At the time Tilden was riding high. His sculptures had been in major exhibitions, he was teaching at the UC-affiliated Mark Hopkins Institute of Art in San Francisco, and was a newly minted member of the Bohemian Club. He had married in 1896 and greeted his first child, Gladys, in 1900 just a few months before “The Football Players” was dedicated on campus.
In subsequent years Tilden would complete several public commissions, including his statues of the “California Volunteers” and “Admission Day” monument in San Francisco, and “Twelve Stages of Man” for Lakeside Park in Oakland.
He also helped found the California Association for the Deaf (CAD), wrote a novel, established a studio in Oakland and, in part because of his artistic reputation, was able to become a public advocate for the disabled.
In 1903 he wrote, “The deaf live in a world of their own; a world of pantomime, a world of eternal silence; an auxiliary sphere almost totally unknown to the majority of hearing people. To every 2,000 citizens there is perhaps but one deaf mute. This one man is known to—say 100 people, the remaining 1,900 know little or nothing about him, the little they do know is boiled down to one opinion. “He, the mute, must necessarily be an ignorant being, because he can neither hear nor speak.” Some of the 1,900 would be astonished to know that in reality the gray matter of the mute is of just as fine a fiber as is that of a hearing man.”
As the 20th century wore on, however, Tilden’s star went into decline. His style of sculpture was superseded by new trends, he did not get major new commissions, and he had to work as a machinist. He fought with some CAD colleagues and lost his wife to divorce in 1924.
Now in his mid-60s, impoverished, and perhaps somewhat embittered he moved back to Berkeley that same year and built a small studio. While he continued to design and create he was estranged from key friends, family, and benefactors, and sank into poverty.
Tilden would certainly not be the last live / work West Berkeley artist to experience suffering, financial hardship, and disappointment while trying to carry on a creative avocation.
In November, 1930 the Oakland Tribune reported “Art, ever a faithless mistress, has refused to serve Tilden, and today…his studio (is) crammed with the fine creations of his own hands but empty of food or money. Tilden is compelled to ask that a state old age pension be granted to him.”
“The world, engrossed in its own struggles, surged forward and forgot the man whose sculptures will live long after he has passed.”

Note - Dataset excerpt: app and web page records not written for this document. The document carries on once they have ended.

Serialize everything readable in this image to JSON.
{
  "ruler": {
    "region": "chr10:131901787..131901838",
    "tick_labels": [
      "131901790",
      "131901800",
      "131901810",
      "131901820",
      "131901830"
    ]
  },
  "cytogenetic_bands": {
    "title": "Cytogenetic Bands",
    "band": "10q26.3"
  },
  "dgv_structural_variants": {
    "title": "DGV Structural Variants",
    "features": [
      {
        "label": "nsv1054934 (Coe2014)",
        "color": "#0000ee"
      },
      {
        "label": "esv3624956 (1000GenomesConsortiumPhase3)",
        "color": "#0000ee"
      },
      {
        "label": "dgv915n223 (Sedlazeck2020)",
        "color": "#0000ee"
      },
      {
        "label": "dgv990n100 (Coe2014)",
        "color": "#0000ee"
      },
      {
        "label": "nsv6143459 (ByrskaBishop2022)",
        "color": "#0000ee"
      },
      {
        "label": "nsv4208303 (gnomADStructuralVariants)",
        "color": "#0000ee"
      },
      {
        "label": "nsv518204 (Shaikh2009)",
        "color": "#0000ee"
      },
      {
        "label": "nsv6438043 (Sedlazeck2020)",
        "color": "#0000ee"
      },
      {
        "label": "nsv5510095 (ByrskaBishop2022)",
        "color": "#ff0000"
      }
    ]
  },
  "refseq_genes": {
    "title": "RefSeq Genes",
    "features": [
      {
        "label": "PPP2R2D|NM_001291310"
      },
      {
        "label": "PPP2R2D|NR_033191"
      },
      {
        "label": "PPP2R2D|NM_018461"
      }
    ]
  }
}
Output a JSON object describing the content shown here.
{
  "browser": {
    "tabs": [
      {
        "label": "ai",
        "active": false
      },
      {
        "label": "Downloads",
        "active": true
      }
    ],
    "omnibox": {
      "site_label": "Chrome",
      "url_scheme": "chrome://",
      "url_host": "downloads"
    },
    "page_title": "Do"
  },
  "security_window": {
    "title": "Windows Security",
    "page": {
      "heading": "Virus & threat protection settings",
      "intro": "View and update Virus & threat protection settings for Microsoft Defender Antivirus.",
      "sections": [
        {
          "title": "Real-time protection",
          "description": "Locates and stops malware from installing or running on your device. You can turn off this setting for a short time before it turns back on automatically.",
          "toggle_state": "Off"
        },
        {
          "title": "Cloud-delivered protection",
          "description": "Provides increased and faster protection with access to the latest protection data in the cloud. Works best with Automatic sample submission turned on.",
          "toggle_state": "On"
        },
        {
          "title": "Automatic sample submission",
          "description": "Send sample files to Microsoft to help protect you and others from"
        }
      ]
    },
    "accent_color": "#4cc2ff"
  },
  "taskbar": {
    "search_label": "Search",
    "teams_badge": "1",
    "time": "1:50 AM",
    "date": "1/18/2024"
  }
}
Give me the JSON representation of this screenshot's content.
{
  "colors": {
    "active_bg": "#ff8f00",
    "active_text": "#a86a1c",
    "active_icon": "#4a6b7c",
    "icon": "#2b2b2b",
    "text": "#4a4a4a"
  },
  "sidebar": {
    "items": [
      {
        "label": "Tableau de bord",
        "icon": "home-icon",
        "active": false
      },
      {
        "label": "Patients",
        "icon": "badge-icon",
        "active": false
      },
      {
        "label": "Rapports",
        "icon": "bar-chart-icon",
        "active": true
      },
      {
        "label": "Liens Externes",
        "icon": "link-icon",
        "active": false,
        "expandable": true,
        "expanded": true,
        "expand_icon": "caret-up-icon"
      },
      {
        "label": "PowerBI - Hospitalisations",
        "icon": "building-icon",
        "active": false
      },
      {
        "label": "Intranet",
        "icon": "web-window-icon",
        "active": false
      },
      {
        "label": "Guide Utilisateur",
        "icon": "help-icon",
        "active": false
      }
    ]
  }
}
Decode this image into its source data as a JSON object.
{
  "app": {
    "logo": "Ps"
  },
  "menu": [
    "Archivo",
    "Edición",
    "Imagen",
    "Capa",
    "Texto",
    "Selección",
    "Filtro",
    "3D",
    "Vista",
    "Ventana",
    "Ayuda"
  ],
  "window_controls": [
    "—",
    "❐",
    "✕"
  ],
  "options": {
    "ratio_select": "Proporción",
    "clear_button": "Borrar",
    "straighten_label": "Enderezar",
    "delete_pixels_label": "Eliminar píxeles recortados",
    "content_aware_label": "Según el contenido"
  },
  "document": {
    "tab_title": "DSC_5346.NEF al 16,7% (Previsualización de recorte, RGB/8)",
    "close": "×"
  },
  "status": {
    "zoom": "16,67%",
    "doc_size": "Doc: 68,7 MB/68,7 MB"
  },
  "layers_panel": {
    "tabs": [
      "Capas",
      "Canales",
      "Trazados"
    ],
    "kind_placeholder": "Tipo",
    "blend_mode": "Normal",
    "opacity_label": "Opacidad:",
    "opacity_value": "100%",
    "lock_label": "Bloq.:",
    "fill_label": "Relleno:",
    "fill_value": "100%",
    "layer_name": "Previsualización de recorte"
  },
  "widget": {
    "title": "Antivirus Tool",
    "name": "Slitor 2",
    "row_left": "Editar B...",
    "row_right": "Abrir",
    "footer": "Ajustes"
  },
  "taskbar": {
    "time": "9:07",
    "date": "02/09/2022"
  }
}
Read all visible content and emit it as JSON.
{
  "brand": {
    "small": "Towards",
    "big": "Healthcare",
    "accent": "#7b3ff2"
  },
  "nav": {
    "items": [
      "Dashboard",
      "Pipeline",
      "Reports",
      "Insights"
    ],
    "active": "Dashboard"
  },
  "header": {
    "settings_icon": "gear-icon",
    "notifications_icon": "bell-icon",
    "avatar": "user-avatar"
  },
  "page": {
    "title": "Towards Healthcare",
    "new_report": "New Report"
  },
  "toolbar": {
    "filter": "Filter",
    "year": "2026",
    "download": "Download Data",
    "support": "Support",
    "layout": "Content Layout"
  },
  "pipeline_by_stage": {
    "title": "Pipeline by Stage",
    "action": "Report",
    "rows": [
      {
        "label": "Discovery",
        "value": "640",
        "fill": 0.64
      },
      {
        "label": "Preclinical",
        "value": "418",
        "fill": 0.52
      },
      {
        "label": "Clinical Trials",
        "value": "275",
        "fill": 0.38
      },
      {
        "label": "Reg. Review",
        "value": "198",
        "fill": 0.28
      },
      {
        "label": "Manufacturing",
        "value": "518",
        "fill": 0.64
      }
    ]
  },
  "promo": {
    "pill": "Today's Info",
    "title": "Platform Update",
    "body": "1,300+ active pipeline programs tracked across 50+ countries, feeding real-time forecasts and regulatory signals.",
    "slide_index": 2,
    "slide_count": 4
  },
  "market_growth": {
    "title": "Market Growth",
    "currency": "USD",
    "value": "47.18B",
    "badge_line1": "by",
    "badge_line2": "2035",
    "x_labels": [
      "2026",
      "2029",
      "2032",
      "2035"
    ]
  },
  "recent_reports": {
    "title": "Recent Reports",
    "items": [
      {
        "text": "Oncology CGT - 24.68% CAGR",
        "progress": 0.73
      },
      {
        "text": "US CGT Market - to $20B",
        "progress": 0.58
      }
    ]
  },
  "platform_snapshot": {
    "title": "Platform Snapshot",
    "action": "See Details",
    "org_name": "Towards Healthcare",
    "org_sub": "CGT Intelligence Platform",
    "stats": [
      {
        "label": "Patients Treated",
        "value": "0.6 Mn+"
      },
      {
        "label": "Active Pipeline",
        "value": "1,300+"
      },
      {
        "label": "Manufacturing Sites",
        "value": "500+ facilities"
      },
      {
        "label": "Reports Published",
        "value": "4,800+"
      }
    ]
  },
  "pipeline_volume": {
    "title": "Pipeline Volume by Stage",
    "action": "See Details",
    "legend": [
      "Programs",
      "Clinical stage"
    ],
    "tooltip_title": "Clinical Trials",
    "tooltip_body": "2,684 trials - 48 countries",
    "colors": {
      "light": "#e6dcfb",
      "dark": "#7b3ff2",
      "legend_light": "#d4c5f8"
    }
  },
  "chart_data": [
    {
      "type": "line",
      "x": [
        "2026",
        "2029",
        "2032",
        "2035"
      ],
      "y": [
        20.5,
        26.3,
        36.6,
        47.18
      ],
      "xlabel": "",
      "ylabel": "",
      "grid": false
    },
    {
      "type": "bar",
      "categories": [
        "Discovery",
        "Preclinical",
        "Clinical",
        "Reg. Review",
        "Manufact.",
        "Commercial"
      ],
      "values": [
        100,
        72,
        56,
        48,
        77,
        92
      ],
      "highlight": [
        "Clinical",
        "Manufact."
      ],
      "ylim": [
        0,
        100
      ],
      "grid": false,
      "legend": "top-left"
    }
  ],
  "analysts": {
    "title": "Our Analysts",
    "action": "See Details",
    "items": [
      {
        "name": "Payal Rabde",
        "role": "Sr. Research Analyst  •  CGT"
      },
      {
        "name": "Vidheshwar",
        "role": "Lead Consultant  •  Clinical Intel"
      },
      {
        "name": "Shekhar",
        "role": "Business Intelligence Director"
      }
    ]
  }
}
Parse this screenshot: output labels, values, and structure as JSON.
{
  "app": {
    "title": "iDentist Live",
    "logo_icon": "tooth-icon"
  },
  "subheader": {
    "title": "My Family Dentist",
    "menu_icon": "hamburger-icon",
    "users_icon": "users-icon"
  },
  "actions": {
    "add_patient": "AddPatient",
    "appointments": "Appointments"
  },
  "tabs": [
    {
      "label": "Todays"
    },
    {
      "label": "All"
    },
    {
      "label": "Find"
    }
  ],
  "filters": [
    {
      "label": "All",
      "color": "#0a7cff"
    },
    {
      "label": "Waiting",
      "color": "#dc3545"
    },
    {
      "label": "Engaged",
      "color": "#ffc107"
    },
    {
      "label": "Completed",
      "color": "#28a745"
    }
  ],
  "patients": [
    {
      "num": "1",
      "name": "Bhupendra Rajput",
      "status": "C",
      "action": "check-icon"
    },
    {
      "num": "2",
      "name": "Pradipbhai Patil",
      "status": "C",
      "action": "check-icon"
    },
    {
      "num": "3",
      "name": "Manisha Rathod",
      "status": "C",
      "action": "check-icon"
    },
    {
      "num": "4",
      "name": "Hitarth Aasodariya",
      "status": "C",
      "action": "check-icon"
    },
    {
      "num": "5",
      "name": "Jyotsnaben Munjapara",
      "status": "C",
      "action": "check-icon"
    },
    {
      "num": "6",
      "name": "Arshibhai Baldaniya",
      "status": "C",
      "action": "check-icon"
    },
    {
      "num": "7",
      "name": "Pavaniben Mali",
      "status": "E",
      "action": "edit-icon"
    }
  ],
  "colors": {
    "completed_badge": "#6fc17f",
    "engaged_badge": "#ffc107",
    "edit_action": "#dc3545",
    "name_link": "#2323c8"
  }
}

Several prominent Tilden works do indeed live on in the Bay Area, eighty years later. They include a version of his “Tired Boxer” in the De Young Museum and what’s now known as the Mechanics Monument on Market Street in San Francisco.
That commission, for Peter Donahue, depicts several men operating a large punch press and, although shorn of its encircling pool, is an iconic Downtown San Francisco memorial.
Berkeley once had two big Tilden statues. One was “The Bear Hunt”, a physically dramatic scene of two Indians locked in desperate combat with a mother grizzly, while her cubs shelter at their feet.
“The Bear Hunt” went to the Deaf School campus on Warring Street where it ultimately had a place of honor in a courtyard adjacent to the administration building and in front of a boy’s dormitory.
Tilden feuded with the School, arguing that the sculpture belonged to him, but it was retained by the School after his death and, in 1980, moved to Fremont where in stands in an open plaza on the current campus.
“The Football Players”, still standing on its original site more than 110 years after dedication, is thus the only publicly visible artwork by Tilden in Berkeley, although a set of his papers and family memorabilia is housed in the Bancroft Library. He is otherwise not remembered (Tilden Park is named for another individual).